Hi guys, I'm building a star tracker for long exposure photography. I'm using a stepper motor to drive the tracking motion and have the code for it working fine.

My question is, I'm looking to add in an angle sensor and compass sensor to aid in aligning with the south celestial pole. But I'm concerned this may interrupt my stepper motor driving.

I've uploaded my stepper code for you to see. (I use an app on my phone to control the inputs to arduino).
Is it likely that adding in some code for calculating angle and direction from those 2 sensors going to interrupt my stepper speed? Or am I pre-empting a problem that doesn't exist?

If it will be a problem can anyone suggest a method of doing things which will not interrupt the stepper?

Bluetooth_Stepper_motor_control.ino (1.35 KB)

There are plenty of posts about doing more than one thing at a time, using millis to control one thing with time while you do other stuff. This is what the mysterious "blink without delay" is all about, but I would have thought you would have the polar alignment sorted out before you started tracking, and therefore not part of the problem.

Polar alignment can be done manually, though indeed odd that's not where you started.

As long as reading the sensor is fast, it should not have an effect on your steppers. Just make sure you don't add in long calculations or so.

You can't expect a consumer grade compass sensor to be accurate to better than 1 degree, and tilt sensor accuracy must also be considered.

Would that be good enough for proper alignment with the Earth's rotation axis?

Yeah you are right in that polar alignment is the first of step of astrophotography. However because I live in town and cannot visually see the pole, I need some rough guidance of where to aim.

Figured some cheap sensors would get me in the ball park. (within a degree or 2 would be close enough very widefield stuff which is mainly what I do).

I can use drift aligning to get accurate alignment however that takes a good 15-30min to do properly. But with sensors, I can hopefully setup once and do a drift alignment. record the angles/ heading and then use that to setup in the future and be reasonably confident its accurate.

Can I run this as 2 separate pieces of code. Run alignment with sensors first and then switch to stepping mode for the driving? I think having the readout from the sensors all the time might be handy as it will tell me if my alignment has moved during the night but really don't want to have any interruption to the timing on my steps of the stepper.

How would l go about writing it as 2 separate loops? and how do I change between those loops? Or would you just do it all in one?

jasp05:
Can I run this as 2 separate pieces of code. Run alignment with sensors first and then switch to stepping mode for the driving? I think having the readout from the sensors all the time might be handy as it will tell me if my alignment has moved during the night but really don't want to have any interruption to the timing on my steps of the stepper.

Of course.
OTOH if you want your stepper timing to be the most precise, use timer interrupts. That will also prevent other things from being late for the next step.

How would l go about writing it as 2 separate loops? and how do I change between those loops? Or would you just do it all in one?

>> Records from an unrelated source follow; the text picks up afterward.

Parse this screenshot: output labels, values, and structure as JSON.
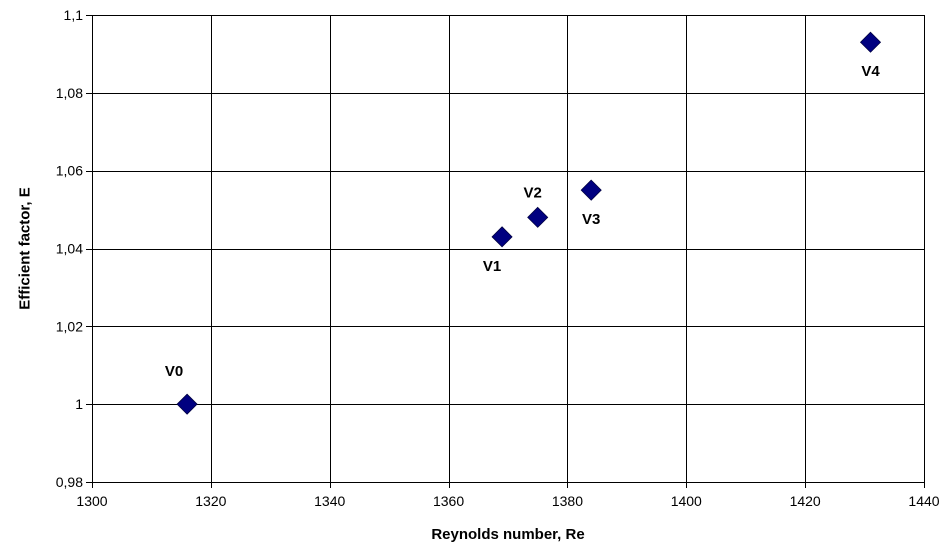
{
  "chart_data": {
    "type": "scatter",
    "title": "",
    "xlabel": "Reynolds number, Re",
    "ylabel": "Efficient factor, E",
    "xlim": [
      1300,
      1440
    ],
    "ylim": [
      0.98,
      1.1
    ],
    "x_ticks": [
      1300,
      1320,
      1340,
      1360,
      1380,
      1400,
      1420,
      1440
    ],
    "x_tick_labels": [
      "1300",
      "1320",
      "1340",
      "1360",
      "1380",
      "1400",
      "1420",
      "1440"
    ],
    "y_ticks": [
      0.98,
      1.0,
      1.02,
      1.04,
      1.06,
      1.08,
      1.1
    ],
    "y_tick_labels": [
      "0,98",
      "1",
      "1,02",
      "1,04",
      "1,06",
      "1,08",
      "1,1"
    ],
    "grid": true,
    "legend": "none",
    "marker": "diamond",
    "marker_color": "#000080",
    "series": [
      {
        "points": [
          {
            "label": "V0",
            "x": 1316,
            "y": 1.0,
            "label_pos": "above-left"
          },
          {
            "label": "V1",
            "x": 1369,
            "y": 1.043,
            "label_pos": "below-left"
          },
          {
            "label": "V2",
            "x": 1375,
            "y": 1.048,
            "label_pos": "above"
          },
          {
            "label": "V3",
            "x": 1384,
            "y": 1.055,
            "label_pos": "below"
          },
          {
            "label": "V4",
            "x": 1431,
            "y": 1.093,
            "label_pos": "below"
          }
        ]
      }
    ]
  }
}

Not. You loop will look like this:

loop() {
  bool aligned = checkAlignment(); // Read the sensors: returns true if properly aligned; false if not.
  if (aligned == false) {
    adjustAlginment(); // Correct aligment.
  }
  trackStars(); // do your star tracking with your stepper motor.
}

These functions are supposed to return fast - much faster than the interval between steps of your star tracking stepper motor(s).
If reading sensors may take a large part of that interval, consider using a timer interrupt to do your trackStars() function - assuming that this one does return fast. I suppose the adjusting alignment is also done in steps, and that this function also returns fast.